For Category 1 items: be willing to address the legitimate ones. You have three options: fix them before closing, issue a credit at closing in lieu of repairs, or reduce the price by the estimated repair cost. A credit is often cleaner than a repair, because it lets the buyer choose their own contractor and prevents disputes about the quality of your repair work. Reducing the price achieves the same economic result and eliminates the escrow and timing complications of a closing credit.
For Category 2 items: pick a few to address and decline the rest. If the buyer listed twenty-two maintenance items, fixing six and declining sixteen is a reasonable response that shows good faith without conceding everything. Phrase it as “we have addressed the following items and consider this our complete response to the inspection request.” Period.
For Category 3 items: decline. “Not applicable to our transaction” is a complete sentence.
What to say when they push back
After your response, the buyer can accept, counter, or walk.
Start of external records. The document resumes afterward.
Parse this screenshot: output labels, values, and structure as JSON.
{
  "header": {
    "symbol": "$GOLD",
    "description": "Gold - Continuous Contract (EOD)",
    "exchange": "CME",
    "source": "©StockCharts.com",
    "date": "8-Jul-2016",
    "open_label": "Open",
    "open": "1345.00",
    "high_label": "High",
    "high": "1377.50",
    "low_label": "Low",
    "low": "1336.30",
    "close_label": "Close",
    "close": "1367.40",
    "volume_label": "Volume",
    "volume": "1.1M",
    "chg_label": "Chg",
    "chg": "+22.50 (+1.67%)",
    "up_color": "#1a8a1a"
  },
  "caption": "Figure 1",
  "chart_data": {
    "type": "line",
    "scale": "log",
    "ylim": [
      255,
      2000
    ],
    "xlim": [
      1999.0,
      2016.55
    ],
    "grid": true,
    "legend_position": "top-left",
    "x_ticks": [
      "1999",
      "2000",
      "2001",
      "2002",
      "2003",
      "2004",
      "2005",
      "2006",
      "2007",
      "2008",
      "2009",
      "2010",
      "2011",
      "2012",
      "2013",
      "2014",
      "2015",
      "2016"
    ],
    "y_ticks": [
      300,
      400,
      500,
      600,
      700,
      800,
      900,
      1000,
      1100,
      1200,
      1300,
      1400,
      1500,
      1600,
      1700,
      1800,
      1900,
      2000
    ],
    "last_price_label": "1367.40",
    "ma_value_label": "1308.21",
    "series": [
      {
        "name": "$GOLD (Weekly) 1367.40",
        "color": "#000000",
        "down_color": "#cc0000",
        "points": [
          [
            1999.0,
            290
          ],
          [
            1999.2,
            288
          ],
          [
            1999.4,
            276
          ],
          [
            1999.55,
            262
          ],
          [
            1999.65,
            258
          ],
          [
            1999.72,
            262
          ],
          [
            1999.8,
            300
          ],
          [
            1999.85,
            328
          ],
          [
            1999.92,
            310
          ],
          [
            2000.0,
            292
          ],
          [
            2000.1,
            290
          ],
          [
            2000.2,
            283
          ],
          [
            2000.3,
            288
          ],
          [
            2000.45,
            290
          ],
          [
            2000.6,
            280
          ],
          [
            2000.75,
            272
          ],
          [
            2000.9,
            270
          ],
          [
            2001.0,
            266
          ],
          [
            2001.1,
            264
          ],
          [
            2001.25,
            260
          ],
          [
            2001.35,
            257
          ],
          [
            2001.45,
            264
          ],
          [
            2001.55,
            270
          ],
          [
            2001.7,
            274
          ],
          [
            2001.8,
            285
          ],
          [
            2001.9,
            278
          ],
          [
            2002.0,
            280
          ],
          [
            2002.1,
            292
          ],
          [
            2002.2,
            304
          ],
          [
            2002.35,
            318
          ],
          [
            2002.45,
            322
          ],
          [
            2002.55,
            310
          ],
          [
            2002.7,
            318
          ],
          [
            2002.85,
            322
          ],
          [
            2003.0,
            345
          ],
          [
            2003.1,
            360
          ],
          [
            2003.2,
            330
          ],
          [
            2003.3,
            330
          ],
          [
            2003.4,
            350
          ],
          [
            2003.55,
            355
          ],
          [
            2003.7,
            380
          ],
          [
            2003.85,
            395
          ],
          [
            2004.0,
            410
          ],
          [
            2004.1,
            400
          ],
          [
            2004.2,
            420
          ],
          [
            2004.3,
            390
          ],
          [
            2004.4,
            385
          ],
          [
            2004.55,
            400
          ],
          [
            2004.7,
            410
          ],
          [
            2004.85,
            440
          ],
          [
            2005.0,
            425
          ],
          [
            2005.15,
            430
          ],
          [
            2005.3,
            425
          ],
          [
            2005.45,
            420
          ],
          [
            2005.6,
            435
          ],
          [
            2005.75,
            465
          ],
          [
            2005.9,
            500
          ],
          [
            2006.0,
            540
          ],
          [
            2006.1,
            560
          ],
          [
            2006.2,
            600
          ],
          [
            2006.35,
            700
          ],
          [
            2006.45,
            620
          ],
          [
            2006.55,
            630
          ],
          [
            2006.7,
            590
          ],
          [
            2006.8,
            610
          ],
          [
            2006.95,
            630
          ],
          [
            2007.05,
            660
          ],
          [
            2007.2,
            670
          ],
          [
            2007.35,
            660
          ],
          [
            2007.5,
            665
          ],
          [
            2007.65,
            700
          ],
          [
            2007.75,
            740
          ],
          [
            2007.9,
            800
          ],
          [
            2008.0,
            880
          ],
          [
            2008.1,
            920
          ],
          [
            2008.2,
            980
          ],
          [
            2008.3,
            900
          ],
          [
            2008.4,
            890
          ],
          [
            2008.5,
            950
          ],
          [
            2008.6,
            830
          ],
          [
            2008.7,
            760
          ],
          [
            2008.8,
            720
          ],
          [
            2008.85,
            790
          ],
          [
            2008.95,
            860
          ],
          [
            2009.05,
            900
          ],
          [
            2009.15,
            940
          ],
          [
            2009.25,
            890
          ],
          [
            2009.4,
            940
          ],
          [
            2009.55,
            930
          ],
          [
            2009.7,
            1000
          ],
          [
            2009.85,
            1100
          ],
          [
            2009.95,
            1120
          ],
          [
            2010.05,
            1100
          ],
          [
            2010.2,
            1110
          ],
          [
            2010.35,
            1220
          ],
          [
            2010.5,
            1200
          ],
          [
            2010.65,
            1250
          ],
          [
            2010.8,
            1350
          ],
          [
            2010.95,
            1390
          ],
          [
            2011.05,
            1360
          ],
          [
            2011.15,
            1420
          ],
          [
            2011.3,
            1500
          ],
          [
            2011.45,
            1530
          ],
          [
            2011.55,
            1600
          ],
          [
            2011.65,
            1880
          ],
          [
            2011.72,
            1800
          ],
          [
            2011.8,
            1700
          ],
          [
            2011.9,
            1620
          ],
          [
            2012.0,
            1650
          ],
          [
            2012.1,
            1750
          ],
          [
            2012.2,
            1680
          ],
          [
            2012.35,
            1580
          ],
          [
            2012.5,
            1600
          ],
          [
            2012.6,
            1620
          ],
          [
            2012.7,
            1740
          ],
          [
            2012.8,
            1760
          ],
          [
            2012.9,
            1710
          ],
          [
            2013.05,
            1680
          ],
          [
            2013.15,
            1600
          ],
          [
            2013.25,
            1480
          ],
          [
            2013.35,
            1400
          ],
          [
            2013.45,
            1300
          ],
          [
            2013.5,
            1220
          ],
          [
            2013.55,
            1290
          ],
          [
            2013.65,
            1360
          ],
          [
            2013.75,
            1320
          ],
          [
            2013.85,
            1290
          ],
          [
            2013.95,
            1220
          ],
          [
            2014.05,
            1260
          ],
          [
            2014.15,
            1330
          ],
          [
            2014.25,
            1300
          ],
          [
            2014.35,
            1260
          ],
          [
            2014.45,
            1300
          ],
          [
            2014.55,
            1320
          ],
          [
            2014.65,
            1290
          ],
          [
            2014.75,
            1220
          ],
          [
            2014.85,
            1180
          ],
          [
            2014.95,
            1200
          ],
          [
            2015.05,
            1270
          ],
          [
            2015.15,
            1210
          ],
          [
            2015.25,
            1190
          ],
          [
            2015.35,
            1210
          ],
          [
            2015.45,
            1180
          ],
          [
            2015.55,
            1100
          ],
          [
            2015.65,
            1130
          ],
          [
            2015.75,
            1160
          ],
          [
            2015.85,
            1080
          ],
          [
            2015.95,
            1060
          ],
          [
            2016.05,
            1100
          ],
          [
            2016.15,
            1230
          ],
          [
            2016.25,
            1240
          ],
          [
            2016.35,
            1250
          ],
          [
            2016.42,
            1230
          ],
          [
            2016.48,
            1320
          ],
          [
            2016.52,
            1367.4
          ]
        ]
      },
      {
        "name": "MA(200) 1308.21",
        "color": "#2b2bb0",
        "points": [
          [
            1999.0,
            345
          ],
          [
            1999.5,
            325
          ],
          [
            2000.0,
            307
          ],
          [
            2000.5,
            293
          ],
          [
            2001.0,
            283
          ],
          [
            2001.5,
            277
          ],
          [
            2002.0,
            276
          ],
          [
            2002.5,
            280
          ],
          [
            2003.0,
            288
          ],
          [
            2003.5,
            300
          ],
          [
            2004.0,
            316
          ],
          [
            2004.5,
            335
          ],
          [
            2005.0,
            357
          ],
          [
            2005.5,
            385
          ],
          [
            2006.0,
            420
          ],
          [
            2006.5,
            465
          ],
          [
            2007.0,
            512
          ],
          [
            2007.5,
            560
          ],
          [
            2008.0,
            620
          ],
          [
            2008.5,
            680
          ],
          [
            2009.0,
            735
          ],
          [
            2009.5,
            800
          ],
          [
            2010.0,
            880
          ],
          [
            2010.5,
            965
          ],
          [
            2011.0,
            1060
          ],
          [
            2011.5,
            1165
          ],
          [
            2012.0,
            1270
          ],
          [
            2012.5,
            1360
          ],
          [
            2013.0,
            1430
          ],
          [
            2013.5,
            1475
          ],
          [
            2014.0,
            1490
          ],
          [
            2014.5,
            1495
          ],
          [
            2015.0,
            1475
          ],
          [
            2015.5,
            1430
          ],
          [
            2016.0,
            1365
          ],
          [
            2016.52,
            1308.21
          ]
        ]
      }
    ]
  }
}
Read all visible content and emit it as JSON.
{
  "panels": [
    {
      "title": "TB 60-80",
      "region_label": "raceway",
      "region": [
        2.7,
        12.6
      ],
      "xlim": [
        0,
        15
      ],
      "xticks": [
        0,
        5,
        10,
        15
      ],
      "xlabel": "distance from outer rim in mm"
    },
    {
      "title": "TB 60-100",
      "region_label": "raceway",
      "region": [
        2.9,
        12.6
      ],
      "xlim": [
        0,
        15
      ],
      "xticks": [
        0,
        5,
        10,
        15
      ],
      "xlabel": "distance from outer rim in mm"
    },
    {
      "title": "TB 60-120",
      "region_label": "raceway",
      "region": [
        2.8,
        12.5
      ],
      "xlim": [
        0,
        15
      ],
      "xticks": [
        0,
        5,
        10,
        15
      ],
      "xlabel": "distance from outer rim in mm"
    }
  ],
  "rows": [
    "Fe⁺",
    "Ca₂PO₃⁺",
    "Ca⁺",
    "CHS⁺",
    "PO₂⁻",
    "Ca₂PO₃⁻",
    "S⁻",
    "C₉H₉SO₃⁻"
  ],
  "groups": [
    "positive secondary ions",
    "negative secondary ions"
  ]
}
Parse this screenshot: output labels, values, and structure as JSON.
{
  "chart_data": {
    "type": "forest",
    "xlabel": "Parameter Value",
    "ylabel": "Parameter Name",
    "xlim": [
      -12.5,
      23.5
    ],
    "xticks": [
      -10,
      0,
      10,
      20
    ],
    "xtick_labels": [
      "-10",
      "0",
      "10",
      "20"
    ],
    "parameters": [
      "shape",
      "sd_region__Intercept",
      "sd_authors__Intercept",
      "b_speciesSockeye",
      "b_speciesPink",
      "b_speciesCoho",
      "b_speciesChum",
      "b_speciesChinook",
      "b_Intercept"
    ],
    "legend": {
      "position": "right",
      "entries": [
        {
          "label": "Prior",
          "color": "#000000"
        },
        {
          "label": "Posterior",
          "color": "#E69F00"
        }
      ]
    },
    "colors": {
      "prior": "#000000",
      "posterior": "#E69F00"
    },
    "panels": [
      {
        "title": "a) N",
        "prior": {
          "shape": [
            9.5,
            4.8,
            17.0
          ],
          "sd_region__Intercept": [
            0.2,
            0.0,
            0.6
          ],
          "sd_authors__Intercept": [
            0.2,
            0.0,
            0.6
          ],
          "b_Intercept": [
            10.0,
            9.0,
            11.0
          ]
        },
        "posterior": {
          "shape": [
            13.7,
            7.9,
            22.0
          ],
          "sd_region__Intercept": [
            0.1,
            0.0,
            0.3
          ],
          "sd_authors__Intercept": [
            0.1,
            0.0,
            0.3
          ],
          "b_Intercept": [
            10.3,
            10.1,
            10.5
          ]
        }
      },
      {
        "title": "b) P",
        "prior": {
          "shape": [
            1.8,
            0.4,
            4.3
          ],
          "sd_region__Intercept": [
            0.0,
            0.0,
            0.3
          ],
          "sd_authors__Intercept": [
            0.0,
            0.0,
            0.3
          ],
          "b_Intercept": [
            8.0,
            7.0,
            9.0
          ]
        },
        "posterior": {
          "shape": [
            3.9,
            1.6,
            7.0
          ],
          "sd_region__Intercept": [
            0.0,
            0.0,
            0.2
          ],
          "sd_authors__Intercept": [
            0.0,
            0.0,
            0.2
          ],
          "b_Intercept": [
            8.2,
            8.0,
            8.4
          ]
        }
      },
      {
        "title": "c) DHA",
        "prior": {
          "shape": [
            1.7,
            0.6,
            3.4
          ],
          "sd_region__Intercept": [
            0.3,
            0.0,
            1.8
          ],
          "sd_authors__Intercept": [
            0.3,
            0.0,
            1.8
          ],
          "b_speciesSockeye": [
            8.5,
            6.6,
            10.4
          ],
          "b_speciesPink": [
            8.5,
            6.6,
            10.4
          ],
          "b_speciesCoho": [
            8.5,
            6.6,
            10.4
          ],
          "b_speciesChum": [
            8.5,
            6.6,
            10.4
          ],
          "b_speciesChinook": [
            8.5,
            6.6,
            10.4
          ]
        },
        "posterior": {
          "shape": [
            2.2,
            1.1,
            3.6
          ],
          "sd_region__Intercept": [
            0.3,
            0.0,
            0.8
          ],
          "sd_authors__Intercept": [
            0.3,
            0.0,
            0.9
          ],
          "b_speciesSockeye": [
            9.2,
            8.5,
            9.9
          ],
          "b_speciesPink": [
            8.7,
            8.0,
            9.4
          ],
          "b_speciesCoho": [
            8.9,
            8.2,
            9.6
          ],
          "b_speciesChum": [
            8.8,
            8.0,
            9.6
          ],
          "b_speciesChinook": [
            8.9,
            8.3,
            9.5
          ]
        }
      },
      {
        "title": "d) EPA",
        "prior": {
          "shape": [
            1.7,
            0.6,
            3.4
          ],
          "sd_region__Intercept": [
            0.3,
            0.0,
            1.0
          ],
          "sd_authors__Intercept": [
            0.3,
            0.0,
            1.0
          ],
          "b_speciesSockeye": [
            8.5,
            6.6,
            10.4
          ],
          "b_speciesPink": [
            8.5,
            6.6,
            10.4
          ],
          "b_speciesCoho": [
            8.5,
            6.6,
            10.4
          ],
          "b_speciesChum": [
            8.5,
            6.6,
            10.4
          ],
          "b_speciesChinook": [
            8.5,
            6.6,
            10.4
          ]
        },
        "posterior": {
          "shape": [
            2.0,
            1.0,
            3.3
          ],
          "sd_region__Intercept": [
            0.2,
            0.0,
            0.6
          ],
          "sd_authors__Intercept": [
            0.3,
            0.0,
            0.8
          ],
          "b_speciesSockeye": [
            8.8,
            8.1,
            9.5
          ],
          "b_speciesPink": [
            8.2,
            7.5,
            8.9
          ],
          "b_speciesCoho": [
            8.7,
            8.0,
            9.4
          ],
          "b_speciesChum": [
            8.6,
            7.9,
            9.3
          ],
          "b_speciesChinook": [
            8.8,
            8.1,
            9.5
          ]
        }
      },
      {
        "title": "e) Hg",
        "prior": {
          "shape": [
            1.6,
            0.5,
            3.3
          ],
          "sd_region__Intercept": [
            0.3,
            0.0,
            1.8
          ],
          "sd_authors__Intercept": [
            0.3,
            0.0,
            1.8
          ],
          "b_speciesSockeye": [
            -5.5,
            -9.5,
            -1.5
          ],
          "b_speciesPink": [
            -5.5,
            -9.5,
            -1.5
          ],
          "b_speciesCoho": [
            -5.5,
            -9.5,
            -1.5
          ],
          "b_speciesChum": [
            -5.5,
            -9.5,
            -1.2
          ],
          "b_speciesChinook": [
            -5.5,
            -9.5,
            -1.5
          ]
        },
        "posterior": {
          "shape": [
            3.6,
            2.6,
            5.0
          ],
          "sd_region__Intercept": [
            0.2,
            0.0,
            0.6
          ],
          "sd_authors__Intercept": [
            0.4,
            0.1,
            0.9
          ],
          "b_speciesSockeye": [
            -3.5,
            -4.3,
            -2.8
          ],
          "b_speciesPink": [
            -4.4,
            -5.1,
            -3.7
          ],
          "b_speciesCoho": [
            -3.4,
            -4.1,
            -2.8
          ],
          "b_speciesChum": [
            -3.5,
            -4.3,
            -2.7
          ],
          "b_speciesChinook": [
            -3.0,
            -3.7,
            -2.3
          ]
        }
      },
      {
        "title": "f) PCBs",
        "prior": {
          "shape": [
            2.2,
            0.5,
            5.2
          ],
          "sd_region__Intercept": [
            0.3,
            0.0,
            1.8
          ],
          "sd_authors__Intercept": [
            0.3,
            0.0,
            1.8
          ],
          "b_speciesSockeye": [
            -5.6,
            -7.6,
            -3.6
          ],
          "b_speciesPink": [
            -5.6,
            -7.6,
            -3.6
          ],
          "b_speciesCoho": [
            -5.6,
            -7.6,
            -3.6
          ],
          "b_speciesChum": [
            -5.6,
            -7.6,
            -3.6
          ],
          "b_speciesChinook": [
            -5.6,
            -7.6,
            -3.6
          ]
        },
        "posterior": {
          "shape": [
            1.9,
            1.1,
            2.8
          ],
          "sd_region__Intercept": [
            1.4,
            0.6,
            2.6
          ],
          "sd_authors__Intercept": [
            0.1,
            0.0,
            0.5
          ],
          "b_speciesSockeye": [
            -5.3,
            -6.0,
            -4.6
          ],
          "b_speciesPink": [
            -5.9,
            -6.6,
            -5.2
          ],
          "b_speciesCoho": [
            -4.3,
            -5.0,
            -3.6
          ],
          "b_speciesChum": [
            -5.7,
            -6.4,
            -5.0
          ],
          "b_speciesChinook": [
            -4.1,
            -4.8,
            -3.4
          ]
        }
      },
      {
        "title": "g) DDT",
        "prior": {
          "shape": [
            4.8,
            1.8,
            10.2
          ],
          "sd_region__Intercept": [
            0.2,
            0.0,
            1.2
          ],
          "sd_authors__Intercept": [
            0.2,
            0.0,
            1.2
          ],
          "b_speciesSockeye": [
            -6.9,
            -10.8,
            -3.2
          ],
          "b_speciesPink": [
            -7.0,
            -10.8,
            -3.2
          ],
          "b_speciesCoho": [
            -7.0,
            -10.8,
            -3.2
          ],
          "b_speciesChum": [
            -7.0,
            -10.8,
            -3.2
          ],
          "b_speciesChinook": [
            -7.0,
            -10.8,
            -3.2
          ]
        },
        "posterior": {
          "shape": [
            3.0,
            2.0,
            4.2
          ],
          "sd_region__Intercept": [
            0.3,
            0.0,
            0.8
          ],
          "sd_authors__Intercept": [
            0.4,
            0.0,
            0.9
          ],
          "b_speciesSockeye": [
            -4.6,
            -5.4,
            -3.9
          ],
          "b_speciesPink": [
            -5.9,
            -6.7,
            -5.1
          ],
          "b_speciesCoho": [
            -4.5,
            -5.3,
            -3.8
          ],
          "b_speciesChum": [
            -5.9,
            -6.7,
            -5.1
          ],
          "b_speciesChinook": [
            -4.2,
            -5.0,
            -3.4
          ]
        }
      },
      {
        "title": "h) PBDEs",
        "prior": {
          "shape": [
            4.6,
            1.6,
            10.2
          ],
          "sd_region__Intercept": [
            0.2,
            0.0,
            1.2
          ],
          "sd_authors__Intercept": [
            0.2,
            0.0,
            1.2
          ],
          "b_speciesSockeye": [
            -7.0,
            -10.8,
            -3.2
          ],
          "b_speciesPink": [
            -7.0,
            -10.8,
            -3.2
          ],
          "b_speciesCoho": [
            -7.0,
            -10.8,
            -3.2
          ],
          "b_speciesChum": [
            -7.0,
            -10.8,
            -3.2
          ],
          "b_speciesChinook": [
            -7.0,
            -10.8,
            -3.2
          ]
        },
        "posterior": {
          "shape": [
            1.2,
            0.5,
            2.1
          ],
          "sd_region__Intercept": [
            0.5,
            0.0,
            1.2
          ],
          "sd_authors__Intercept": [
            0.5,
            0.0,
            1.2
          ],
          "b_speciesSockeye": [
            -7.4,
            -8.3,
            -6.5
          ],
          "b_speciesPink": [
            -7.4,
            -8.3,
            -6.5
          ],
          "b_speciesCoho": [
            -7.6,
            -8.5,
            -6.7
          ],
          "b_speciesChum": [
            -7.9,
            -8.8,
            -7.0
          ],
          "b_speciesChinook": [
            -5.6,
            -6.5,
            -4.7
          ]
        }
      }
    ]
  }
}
Most push back on the Category 1 items if you have declined any of them. This is where the negotiation gets real.
A few things to know about this stage. First, repair credits are fungible with price. If you are $4,000 apart on a repair credit and the buyer is not moving, offer a $2,000 price reduction instead of the $4,000 credit. The net cost to you is different, the net cost to them is similar (they lose $2,000 in purchase price rather than getting $4,000 in repair money), and sometimes the framing change is what gets the deal done.
Second, if the buyer is using inspection items as a price renegotiation tool, you can say so directly. “Our position is that the price we agreed to reflects the house as-is. We are willing to address legitimate safety concerns but are not in a position to renegotiate the price based on the inspection report.” This is a legitimate position and good agents know it.
Third, know your floor before you respond to anything. What is the minimum net you will accept? Run the math. If you accept the buyer’s full repair request, what does your net look like? If it is acceptable, you may just want to accept it and close. If it is not acceptable, you need to know that before you start negotiating, not after.
The trap sellers fall into
The most common mistake is treating the inspection as a separate negotiation from the purchase price. It is not. Every dollar you give up in repairs, credits, or price reductions is a dollar less than your net sale price. Some sellers negotiate the sale price hard and then give it all back in the inspection negotiation because they psychologically separate the two.
The seller who prices right, holds firm on the purchase price, and then gives a reasonable credit on one major inspection item is often in a better net position than the seller who pushed for a higher price and then got worked over in the inspection. The math is the math. I wrote about the pricing side of this separately, but the principle runs through the whole transaction.
The version that works
In practice, the inspection negotiations that close well follow a similar pattern. The seller acknowledges the significant items, proposes either a repair or a credit on those specific items, declines the maintenance items with a brief explanation, and ignores the cosmetic items entirely. The buyer pushes back on a few. Both sides move slightly. The deal closes.
The sellers who are still on the market eight weeks later are usually the ones who refused to acknowledge any inspection items at all, or the ones who agreed to fix thirty-seven things and then got into disputes about the quality of the work at the final walkthrough.
Good faith is not weakness. In inspection negotiations, showing good faith on the two or three items that matter often costs less than holding out on all of them.